Es hieß, sie sei der letzte neue Gast gewesen, der das Hostel betreten hatte. Nun lebten hier die Gestrandeten, die irgendwann für ein paar Urlaubswochen gekommen und hiergeblieben waren. Die meisten unfreiwillig, so wie sie. Yuna blies sich eine schwarze Strähne aus der Stirn und schüttelte den Kopf. Ich könnte alles noch heute putzen. Aber was dann? Dann habe ich keine Legitimation mehr hierzubleiben und er schmeißt mich raus. Wo soll ich dann hin?

Sie tauchte den Putzschwamm in den Wassereimer zu ihren Füßen und schrubbte weiter den Tresen. Der schmutzige Schaum bildete Schlieren, die sie gebannt betrachtete, bis sie aus den Augenwinkeln eine Bewegung des Vorhangs wahrnahm, der den Empfangsraum vom schmalen Treppenhaus trennte. Sie wappnete sich innerlich, schob den Unterkiefer nach vorne, straffte die Schultern und flötete: »Guten Morgen, Hayashi-san. Haben Sie gut geschlafen?«

Der glatzköpfige Mann, der sich ihr schlurfend näherte, sah sie aus rot geränderten Augen an und streckte die behaarten Arme nach ihr aus. Yuna zuckte zurück, nur um sich einen Lidschlag später bewusst zu machen, dass sie das ihren Job kosten konnte. Schnell trat sie einen Schritt vor und lief genau hinein in diese Arme. Hayashi tätschelte ihr mit seiner fettigen Hand das Gesicht. »Mein Täubchen. Und schon wieder fleißig, wie ich sehe. Da können die Gäste ja kommen.«

Ja, da könnten die Gäste kommen. Aber es kamen kaum noch Reisende auf die Insel. Nicht, seitdem die Flüge unerschwinglich geworden waren und die Schiffe nur noch für wichtige Transporte genutzt werden durften. Niemand kam mehr und niemand vermochte, die ehemalige Touristeninsel Okinawa zu verlassen. Yuna am allerwenigsten.

Hayashi legte seine Hände auf ihre Schultern und bat sie um eine Rückenmassage. Das ist zu viel. Wenn er schon vor dem Frühstück mit diesen Sprüchen anfängt, ist das zu viel. Sie atmete tief ein, verschloss sich vor dem, was er sagte, und ließ ihre innere Jalousie herunter. Eine Jalousie von der Art, bei der man durch die heruntergeklappten Lamellen nur noch einen ausgewählten Teil der Welt sehen konnte. Er redete weiter und sie hörte sein Geschwätz. Aber die Worte kamen bei ihr nicht an, sie ließ sie einfach nicht rein, sie hatte ihre Ohren verschlossen.

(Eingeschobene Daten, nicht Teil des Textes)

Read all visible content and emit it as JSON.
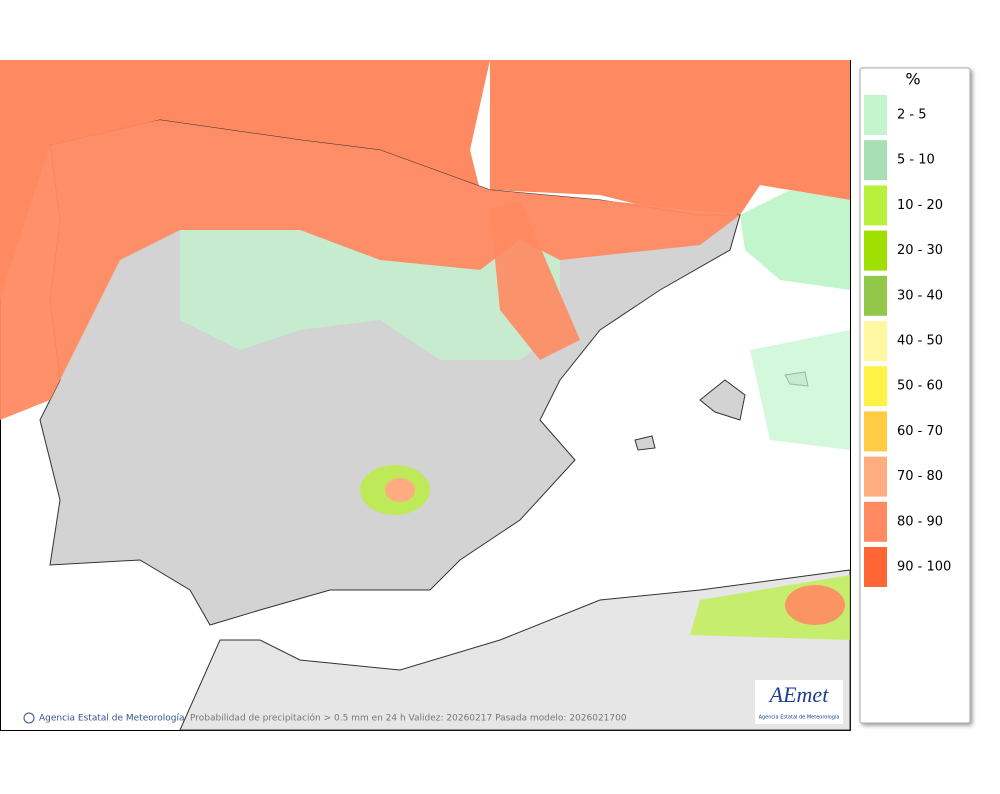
{
  "legend": {
    "title": "%",
    "items": [
      {
        "label": "2 - 5",
        "color": "#c2f5cc"
      },
      {
        "label": "5 - 10",
        "color": "#a8dfb4"
      },
      {
        "label": "10 - 20",
        "color": "#b9f03c"
      },
      {
        "label": "20 - 30",
        "color": "#a0e000"
      },
      {
        "label": "30 - 40",
        "color": "#92c84a"
      },
      {
        "label": "40 - 50",
        "color": "#fff8a0"
      },
      {
        "label": "50 - 60",
        "color": "#fff348"
      },
      {
        "label": "60 - 70",
        "color": "#ffcc44"
      },
      {
        "label": "70 - 80",
        "color": "#ffac80"
      },
      {
        "label": "80 - 90",
        "color": "#ff8a62"
      },
      {
        "label": "90 - 100",
        "color": "#ff6633"
      }
    ]
  },
  "footer": {
    "agency": "Agencia Estatal de Meteorología",
    "caption": "Probabilidad de precipitación > 0.5 mm en 24 h Validez: 20260217 Pasada modelo: 2026021700"
  },
  "logo": {
    "name": "AEmet",
    "subtitle": "Agencia Estatal de Meteorología"
  }
}
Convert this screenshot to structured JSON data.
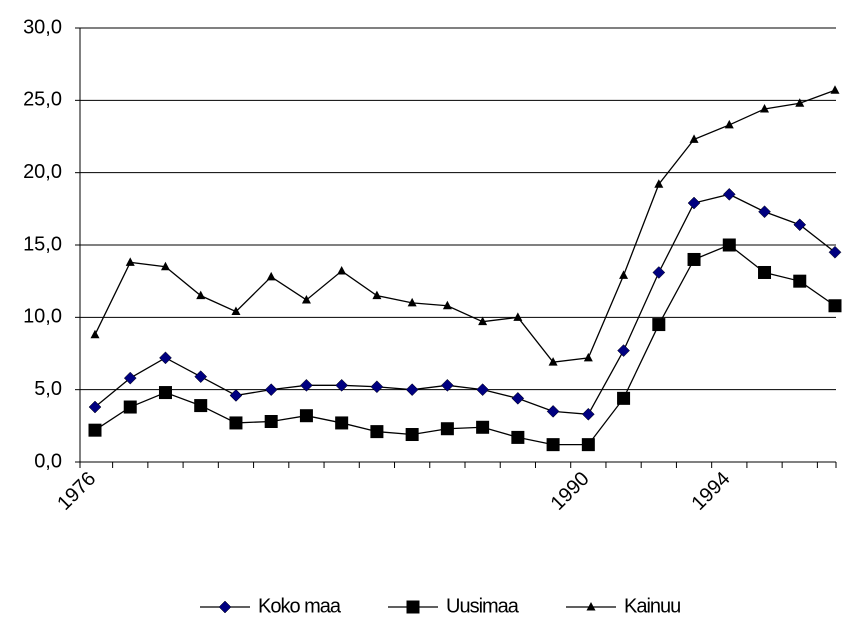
{
  "chart_data": {
    "type": "line",
    "categories": [
      "1976",
      null,
      null,
      null,
      null,
      null,
      null,
      null,
      null,
      null,
      null,
      null,
      null,
      null,
      "1990",
      null,
      null,
      null,
      "1994",
      null,
      null,
      null
    ],
    "series": [
      {
        "name": "Koko maa",
        "color": "#000080",
        "marker": "diamond",
        "values": [
          3.8,
          5.8,
          7.2,
          5.9,
          4.6,
          5.0,
          5.3,
          5.3,
          5.2,
          5.0,
          5.3,
          5.0,
          4.4,
          3.5,
          3.3,
          7.7,
          13.1,
          17.9,
          18.5,
          17.3,
          16.4,
          14.5
        ]
      },
      {
        "name": "Uusimaa",
        "color": "#000000",
        "marker": "square",
        "values": [
          2.2,
          3.8,
          4.8,
          3.9,
          2.7,
          2.8,
          3.2,
          2.7,
          2.1,
          1.9,
          2.3,
          2.4,
          1.7,
          1.2,
          1.2,
          4.4,
          9.5,
          14.0,
          15.0,
          13.1,
          12.5,
          10.8
        ]
      },
      {
        "name": "Kainuu",
        "color": "#000000",
        "marker": "triangle",
        "values": [
          8.8,
          13.8,
          13.5,
          11.5,
          10.4,
          12.8,
          11.2,
          13.2,
          11.5,
          11.0,
          10.8,
          9.7,
          10.0,
          6.9,
          7.2,
          12.9,
          19.2,
          22.3,
          23.3,
          24.4,
          24.8,
          25.7
        ]
      }
    ],
    "line_color": "#000000",
    "ylim": [
      0,
      30
    ],
    "yticks": [
      {
        "value": 0,
        "label": "0,0"
      },
      {
        "value": 5,
        "label": "5,0"
      },
      {
        "value": 10,
        "label": "10,0"
      },
      {
        "value": 15,
        "label": "15,0"
      },
      {
        "value": 20,
        "label": "20,0"
      },
      {
        "value": 25,
        "label": "25,0"
      },
      {
        "value": 30,
        "label": "30,0"
      }
    ],
    "grid": true,
    "legend": "bottom"
  }
}
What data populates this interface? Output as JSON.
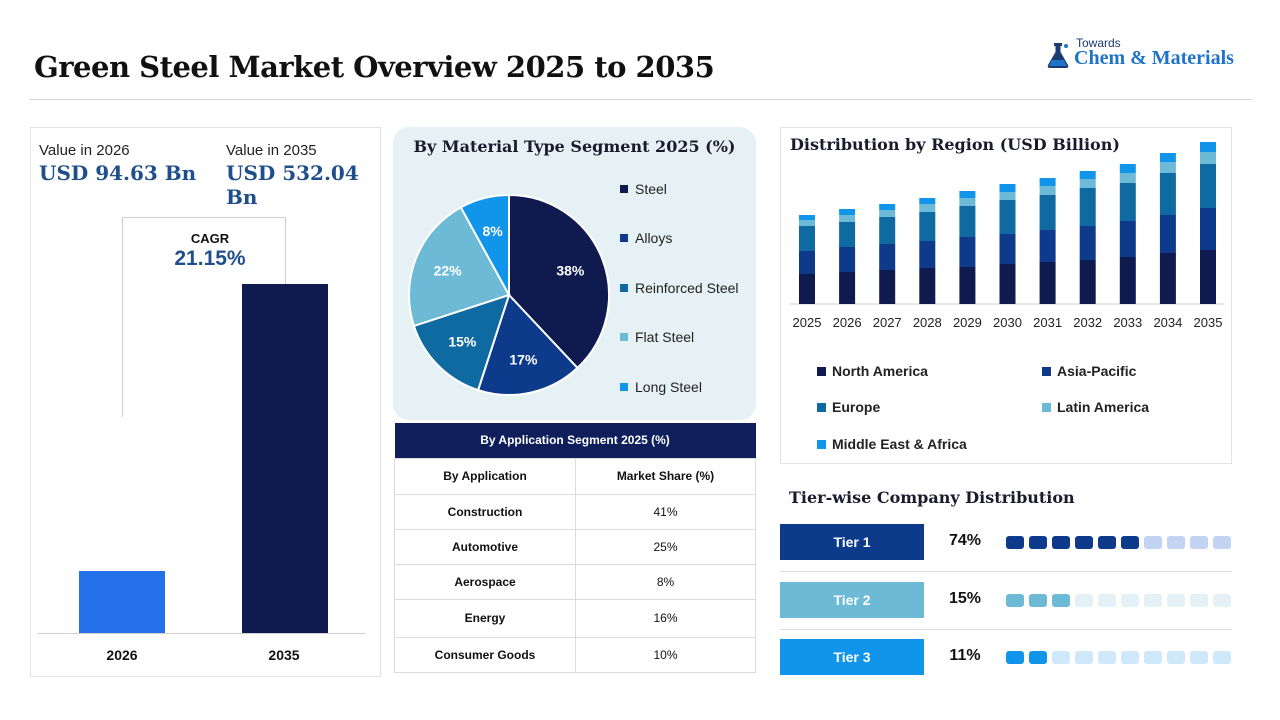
{
  "page": {
    "title": "Green Steel Market Overview 2025 to 2035",
    "logo_small": "Towards",
    "logo_big": "Chem & Materials"
  },
  "colors": {
    "navy": "#0f1a4f",
    "blue": "#2470e8",
    "table_header": "#0f1f5c",
    "value_text": "#1f4e8c"
  },
  "value_panel": {
    "label_2026": "Value in 2026",
    "value_2026": "USD 94.63 Bn",
    "label_2035": "Value in 2035",
    "value_2035": "USD 532.04 Bn",
    "cagr_label": "CAGR",
    "cagr_value": "21.15%"
  },
  "table": {
    "title": "By Application Segment 2025 (%)",
    "col1": "By Application",
    "col2": "Market Share (%)",
    "rows": [
      {
        "app": "Construction",
        "share": "41%"
      },
      {
        "app": "Automotive",
        "share": "25%"
      },
      {
        "app": "Aerospace",
        "share": "8%"
      },
      {
        "app": "Energy",
        "share": "16%"
      },
      {
        "app": "Consumer Goods",
        "share": "10%"
      }
    ]
  },
  "tiers": {
    "title": "Tier-wise Company Distribution",
    "items": [
      {
        "label": "Tier 1",
        "pct": "74%",
        "filled": 6,
        "color": "#0d3a8a",
        "light": "#c3d3f2"
      },
      {
        "label": "Tier 2",
        "pct": "15%",
        "filled": 3,
        "color": "#6dbad6",
        "light": "#e4f1f6"
      },
      {
        "label": "Tier 3",
        "pct": "11%",
        "filled": 2,
        "color": "#1095ea",
        "light": "#cfe8fa"
      }
    ],
    "dots_total": 10
  },
  "chart_data": [
    {
      "type": "bar",
      "categories": [
        "2026",
        "2035"
      ],
      "values": [
        94.63,
        532.04
      ],
      "colors": [
        "#2470e8",
        "#0f1a4f"
      ]
    },
    {
      "type": "pie",
      "title": "By Material Type Segment 2025 (%)",
      "labels": [
        "Steel",
        "Alloys",
        "Reinforced Steel",
        "Flat Steel",
        "Long Steel"
      ],
      "values": [
        38,
        17,
        15,
        22,
        8
      ],
      "colors": [
        "#0f1a4f",
        "#0d3a8a",
        "#0e6aa0",
        "#6dbad6",
        "#1095ea"
      ]
    },
    {
      "type": "bar",
      "stacked": true,
      "title": "Distribution by Region (USD Billion)",
      "categories": [
        "2025",
        "2026",
        "2027",
        "2028",
        "2029",
        "2030",
        "2031",
        "2032",
        "2033",
        "2034",
        "2035"
      ],
      "series": [
        {
          "name": "North America",
          "color": "#0f1a4f",
          "values": [
            30,
            32,
            34,
            36,
            37,
            40,
            42,
            44,
            47,
            51,
            54
          ]
        },
        {
          "name": "Asia-Pacific",
          "color": "#0d3a8a",
          "values": [
            23,
            25,
            26,
            27,
            30,
            30,
            32,
            34,
            36,
            38,
            42
          ]
        },
        {
          "name": "Europe",
          "color": "#0e6aa0",
          "values": [
            25,
            25,
            27,
            29,
            31,
            34,
            35,
            38,
            38,
            42,
            44
          ]
        },
        {
          "name": "Latin America",
          "color": "#6dbad6",
          "values": [
            6,
            7,
            7,
            8,
            8,
            8,
            9,
            9,
            10,
            11,
            12
          ]
        },
        {
          "name": "Middle East & Africa",
          "color": "#1095ea",
          "values": [
            5,
            6,
            6,
            6,
            7,
            8,
            8,
            8,
            9,
            9,
            10
          ]
        }
      ]
    }
  ]
}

Ein Blick auf die Uhr. Endlich war es zehn. Zeit für eine Pause. Sie drehte sich zu Hayashi um und zwang ein Lächeln auf ihre Lippen. »Ich muss weg.«

Er grinste und leckte über die Oberlippe. »Wo willst du hin, meine Schöne? Der Tag beginnt erst.«

Yuna verschränkte die Arme vor der Brust. »Meiner hat schon vor Stunden begonnen. Ich brauche eine Pause.«

Die Ungeduld zog sie magisch zu Akira. Vor drei Stunden hatte sie mit seinem Computer ihren neuesten Erfolg gepostet. Sie wollte unbedingt nachsehen, wie viele Likes er ihr schon gebracht hatte. Sie brauchte Geld. Viel davon, um endlich von dieser verfluchten Insel verschwinden zu können.

***

Ben schlug beim Erwachen wild um sich, seine Beine zuckten und stießen das zerknitterte Laken fort, das sich um seine Knie geschlungen hatte. Seine Finger krampften sich um den Traumrekorder, den er fest an die Brust gedrückt hatte. Er hielt die Augen geschlossen und hinter seinen Lidern tanzten die verblassenden Bilder des Traums. Meer und Wellen und er mittendrin auf seinem Brett. Im Traum ritt er jede Welle, egal, wie groß sie war. Das Wasser war sein Freund, sein Diener – es ordnete sich ihm unter.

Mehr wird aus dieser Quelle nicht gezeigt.